On my last post on this blog I talked about my constant (and growing) search for answers to many of my life’s dilemmas that drove me to this journey in the United States of America. Well, I have to admit that not many things changed since then, but it is clear to me that it is being a life changing experience.

Last week was my 26th birthday, my first birthday far from Brazil. I really missed my friends, family and beloved ones but I also had a great time with my new (and hopefully lifelong) friends. Apart from all the parties and celebrations, my birthday was a great opportunity to reflect about my life, remember my achievements and plan new goals.

Many of my unsettling questions – “ Who am I? What matters to me? What motivates me? What is my footprint in the world? What is my role in the society? How can I change the world?”  – became even more pressuring and I saw myself in these kind of situations where you are not sure if you should buy a bike or save the world.

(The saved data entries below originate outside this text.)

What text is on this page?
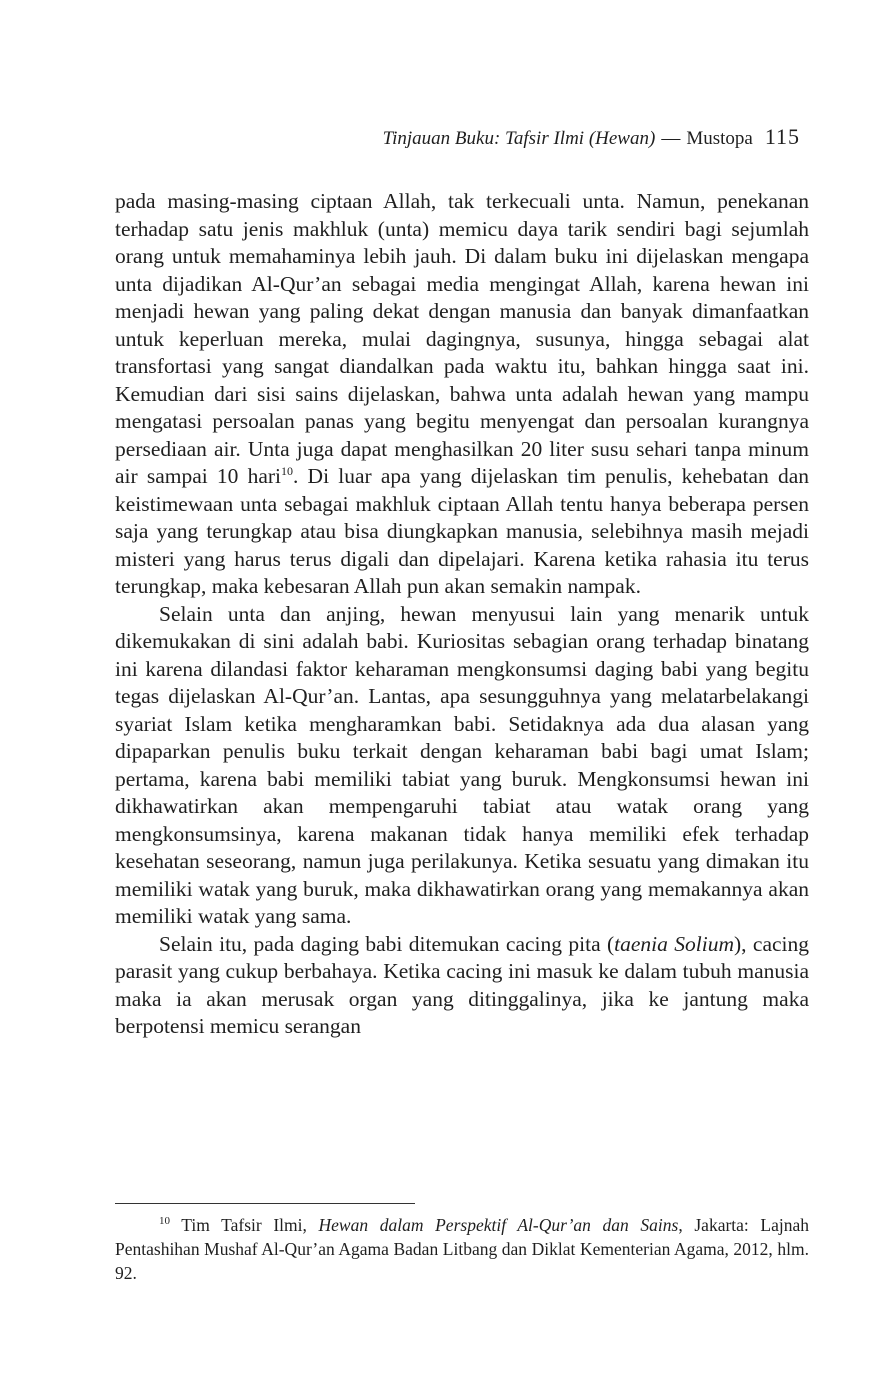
Tinjauan Buku: Tafsir Ilmi (Hewan) — Mustopa 115

pada masing-masing ciptaan Allah, tak terkecuali unta. Namun, penekanan terhadap satu jenis makhluk (unta) memicu daya tarik sendiri bagi sejumlah orang untuk memahaminya lebih jauh. Di dalam buku ini dijelaskan mengapa unta dijadikan Al-Qur’an sebagai media mengingat Allah, karena hewan ini menjadi hewan yang paling dekat dengan manusia dan banyak dimanfaatkan untuk keperluan mereka, mulai dagingnya, susunya, hingga sebagai alat transfortasi yang sangat diandalkan pada waktu itu, bahkan hingga saat ini. Kemudian dari sisi sains dijelaskan, bahwa unta adalah hewan yang mampu mengatasi persoalan panas yang begitu menyengat dan persoalan kurangnya persediaan air. Unta juga dapat menghasilkan 20 liter susu sehari tanpa minum air sampai 10 hari$^{10}$. Di luar apa yang dijelaskan tim penulis, kehebatan dan keistimewaan unta sebagai makhluk ciptaan Allah tentu hanya beberapa persen saja yang terungkap atau bisa diungkapkan manusia, selebihnya masih mejadi misteri yang harus terus digali dan dipelajari. Karena ketika rahasia itu terus terungkap, maka kebesaran Allah pun akan semakin nampak.

Selain unta dan anjing, hewan menyusui lain yang menarik untuk dikemukakan di sini adalah babi. Kuriositas sebagian orang terhadap binatang ini karena dilandasi faktor keharaman mengkonsumsi daging babi yang begitu tegas dijelaskan Al-Qur’an. Lantas, apa sesungguhnya yang melatarbelakangi syariat Islam ketika mengharamkan babi. Setidaknya ada dua alasan yang dipaparkan penulis buku terkait dengan keharaman babi bagi umat Islam; pertama, karena babi memiliki tabiat yang buruk. Mengkonsumsi hewan ini dikhawatirkan akan mempengaruhi tabiat atau watak orang yang mengkonsumsinya, karena makanan tidak hanya memiliki efek terhadap kesehatan seseorang, namun juga perilakunya. Ketika sesuatu yang dimakan itu memiliki watak yang buruk, maka dikhawatirkan orang yang memakannya akan memiliki watak yang sama.

Selain itu, pada daging babi ditemukan cacing pita (taenia Solium), cacing parasit yang cukup berbahaya. Ketika cacing ini masuk ke dalam tubuh manusia maka ia akan merusak organ yang ditinggalinya, jika ke jantung maka berpotensi memicu serangan

$^{10}$ Tim Tafsir Ilmi, Hewan dalam Perspektif Al-Qur’an dan Sains, Jakarta: Lajnah Pentashihan Mushaf Al-Qur’an Agama Badan Litbang dan Diklat Kementerian Agama, 2012, hlm. 92.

During this period of flurry ideas I remembered one of my favorite videos, We All Want To Be Young. This short form documentary attempts to distill the essence of youth culture in modernity, charting the evolution of cool from the Baby Boomers to Generation X to the Millennials.

It is definitely a worth watching video! The film, an outcome of several studies done in the last five years by the  Brazilian research company Box1824,  looks at the youth of the 60’s, 70’s, 80’s, and how each group evolved in their own unique ways.  In the 60’s, young people had to fight for their identity as a demographic, whereas now, companies and media sources acknowledge young people are at the top of the influence pyramid when it comes to the changing the world.  For the first time, youth have an overwhelming amount of information available to them, and therefore feel the need to create identities within their growing communities.

What is most fascinating though, is how our generation is portrayed. We are characterized by the internet, particularly by memes like Double Rainbow and Keyboard Cat. We like to “unite work with pleasure” but “suffer from general chronic anxiety”, which leads to a “non-linear way of thinking” and “hyperbolic languages” aka sarcasm. Our identities transcend the geographical and cultural boarders but remains attached to global consumerism and our extended social network resume to short-term personal relationships.

Beyond these analysis and above all, this video reminded me that at the age of 26 I am at the peak of my life,  I am also part of this generation! I am a representative of young people who believe that small changes lead to a great future and make the world a better place. 

The world is changing rapidity and I strongly believe that the young generation’s role is to shape a roadmap for a sustainable and equitable future.

And last but not least, for those who believe they are too old to change the world, the film ends with a magical phrase: “To understand the evolution of the world is a search that can keep us young forever”.